Hernández-León has worked closely with the International Institute for over a decade. He has been the director of the Center for Mexican Studies since 2009, where he works closely with the Consulate of Mexico in Los Angeles and has overseen many community-oriented initiatives with students. In addition, he has served on the institute’s Faculty Advisory Committee and is currently a member of the Faculty Advisory Committees of the Latin American Institute, the Latin American Studies M.A. Program and the Center for the Study of International Migration.
Center for Mexican Studies. Effective July 1, Gaspar Rivera-Salgado will become the director of the Center for Mexican Studies (CMS). A sociologist who earned his doctorate at UC Santa Cruz, Rivera-Salgado is a project director at the UCLA Labor Center of the Institute for Research on Labor and Employment, where he is a faculty member in the labor studies program. He also directs Labor Center’s Cross-Border Labor Solidarity Project in collaboration with the Solidarity Center of the AFL-CIO.
An expert on labor movements, immigrant workers, farm workers, binational worker movements and global labor solidarity, Rivera-Salgado teaches courses on immigration as well as on work, labor and social justice in the U.S. His publications include “Just Neighbors? Research on African American and Latino Relations in the United States” (Sage, 2011; co-edited with Edward Telles and Mark Sawyer) and “Indigenous Mexican Migration in the United States” (Center for U.S.-Mexican Sudies, UCSD, 2005; co-edited with J. Fox).
Center for Brazilian Studies. Professor of Luso-Brazilian Literatures and Cultures José Luiz Passos will step down from his second term as director of the Center for Brazilian Studies (CBS). An award-winning novelist and respected literary scholar from Brazil who publishes primarily in Portuguese, Passos has played a significant role at the center and in Brazilian studies more broadly at UCLA. In 2020, the Center for Brazilian Studies (CBS) won the Focus Brazil Foundation’s “Focus Brazil 2020 Award” for its promotion of Brazilian culture and the Portuguese language on the West Coast.
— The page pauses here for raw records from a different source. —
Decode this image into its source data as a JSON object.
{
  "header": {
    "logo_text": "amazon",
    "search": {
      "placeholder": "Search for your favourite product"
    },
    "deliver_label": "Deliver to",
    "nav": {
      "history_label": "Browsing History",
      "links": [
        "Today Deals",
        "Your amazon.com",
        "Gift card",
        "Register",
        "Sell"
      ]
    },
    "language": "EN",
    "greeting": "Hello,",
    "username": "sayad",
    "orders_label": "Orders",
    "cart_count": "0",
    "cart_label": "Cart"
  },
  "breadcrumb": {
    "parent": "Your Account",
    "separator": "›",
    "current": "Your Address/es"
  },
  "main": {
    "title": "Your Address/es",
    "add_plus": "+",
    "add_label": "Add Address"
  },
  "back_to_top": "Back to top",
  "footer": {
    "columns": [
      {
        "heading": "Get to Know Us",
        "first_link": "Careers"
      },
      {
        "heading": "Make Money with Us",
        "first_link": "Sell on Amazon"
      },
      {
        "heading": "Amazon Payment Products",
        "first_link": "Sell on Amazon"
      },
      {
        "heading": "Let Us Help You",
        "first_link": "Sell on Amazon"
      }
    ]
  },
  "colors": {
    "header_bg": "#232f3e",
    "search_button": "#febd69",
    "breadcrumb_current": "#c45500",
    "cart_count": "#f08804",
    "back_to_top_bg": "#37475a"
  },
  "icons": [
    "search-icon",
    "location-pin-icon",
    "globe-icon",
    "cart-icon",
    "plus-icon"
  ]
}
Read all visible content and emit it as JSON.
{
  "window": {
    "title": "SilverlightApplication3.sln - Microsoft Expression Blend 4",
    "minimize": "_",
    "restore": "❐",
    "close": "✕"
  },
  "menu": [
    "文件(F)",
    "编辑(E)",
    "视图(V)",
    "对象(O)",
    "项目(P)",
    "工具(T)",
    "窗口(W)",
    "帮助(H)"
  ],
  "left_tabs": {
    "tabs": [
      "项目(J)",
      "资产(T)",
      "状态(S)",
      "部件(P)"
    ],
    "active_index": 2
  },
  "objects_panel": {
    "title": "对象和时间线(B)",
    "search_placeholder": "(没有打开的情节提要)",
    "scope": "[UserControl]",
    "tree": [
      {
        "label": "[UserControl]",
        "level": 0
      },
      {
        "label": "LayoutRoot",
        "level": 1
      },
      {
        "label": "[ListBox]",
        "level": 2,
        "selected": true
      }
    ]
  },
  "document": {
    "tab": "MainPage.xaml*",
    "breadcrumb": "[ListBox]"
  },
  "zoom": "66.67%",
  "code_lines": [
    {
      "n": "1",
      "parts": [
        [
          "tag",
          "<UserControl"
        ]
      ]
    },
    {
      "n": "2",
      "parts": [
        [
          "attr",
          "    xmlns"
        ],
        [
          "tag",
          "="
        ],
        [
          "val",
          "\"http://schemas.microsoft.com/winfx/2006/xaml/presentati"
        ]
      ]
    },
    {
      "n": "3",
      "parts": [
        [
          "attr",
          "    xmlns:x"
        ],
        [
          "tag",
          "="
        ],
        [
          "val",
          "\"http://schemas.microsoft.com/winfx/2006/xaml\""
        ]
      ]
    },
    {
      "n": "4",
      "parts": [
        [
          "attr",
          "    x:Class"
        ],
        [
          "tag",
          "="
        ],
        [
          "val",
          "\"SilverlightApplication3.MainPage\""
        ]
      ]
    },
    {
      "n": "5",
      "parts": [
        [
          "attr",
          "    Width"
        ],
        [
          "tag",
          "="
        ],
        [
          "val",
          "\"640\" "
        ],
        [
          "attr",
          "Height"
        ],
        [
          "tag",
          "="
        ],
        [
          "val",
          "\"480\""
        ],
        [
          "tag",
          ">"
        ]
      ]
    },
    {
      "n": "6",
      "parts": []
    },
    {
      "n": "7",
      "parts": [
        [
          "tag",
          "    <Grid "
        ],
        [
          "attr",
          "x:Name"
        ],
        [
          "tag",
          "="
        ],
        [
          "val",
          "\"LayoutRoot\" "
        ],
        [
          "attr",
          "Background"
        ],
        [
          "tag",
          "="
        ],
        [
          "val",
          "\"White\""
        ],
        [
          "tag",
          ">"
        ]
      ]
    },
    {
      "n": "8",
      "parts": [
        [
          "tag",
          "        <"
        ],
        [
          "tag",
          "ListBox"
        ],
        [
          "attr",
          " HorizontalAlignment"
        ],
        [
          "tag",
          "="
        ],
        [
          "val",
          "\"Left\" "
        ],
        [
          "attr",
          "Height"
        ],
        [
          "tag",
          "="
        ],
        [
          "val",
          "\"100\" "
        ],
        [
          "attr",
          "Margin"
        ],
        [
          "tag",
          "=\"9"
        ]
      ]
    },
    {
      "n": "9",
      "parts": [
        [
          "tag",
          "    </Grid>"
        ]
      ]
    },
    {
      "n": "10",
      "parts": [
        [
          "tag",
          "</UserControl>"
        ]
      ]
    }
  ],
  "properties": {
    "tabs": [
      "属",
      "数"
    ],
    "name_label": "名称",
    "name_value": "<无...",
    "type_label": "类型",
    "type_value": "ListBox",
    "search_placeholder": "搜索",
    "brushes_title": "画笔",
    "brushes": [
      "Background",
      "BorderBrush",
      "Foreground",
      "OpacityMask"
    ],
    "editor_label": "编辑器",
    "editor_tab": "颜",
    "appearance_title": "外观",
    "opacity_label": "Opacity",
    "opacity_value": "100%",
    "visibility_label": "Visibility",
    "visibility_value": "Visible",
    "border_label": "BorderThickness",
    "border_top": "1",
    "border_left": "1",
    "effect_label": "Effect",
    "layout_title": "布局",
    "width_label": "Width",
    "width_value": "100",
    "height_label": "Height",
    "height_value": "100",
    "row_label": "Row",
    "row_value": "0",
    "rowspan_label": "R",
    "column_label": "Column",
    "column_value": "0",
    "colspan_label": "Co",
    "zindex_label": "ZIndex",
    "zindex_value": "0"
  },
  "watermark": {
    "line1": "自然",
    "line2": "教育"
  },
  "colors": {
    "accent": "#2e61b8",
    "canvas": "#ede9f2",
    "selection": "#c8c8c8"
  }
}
During Passos’ second tenure as CBS director, he expanded the literary and cultural content of its public programs expanded while sustaining the center as an important hub for Brazilian studies at UCLA and among the greater Southern California community. He created the UCLA Colloquium on Brazil in 2018 with support from the Brazilian Consulate in Los Angeles, and sustained both the Colloquium on Brazil and the CBS Brazilian Film Series (collaborations with the consulate, the Brazilian Ministry of Foreign Affairs and the UCLA Department of Spanish and Portuguese).
The Institute will announce the new director of the Center for Brazilian Studies in the near future.
All photos UCLA save for José Luiz Passos (Photo: Raquel M. Barreto).
This article was published on June 21, 2021, and corrected on July 2.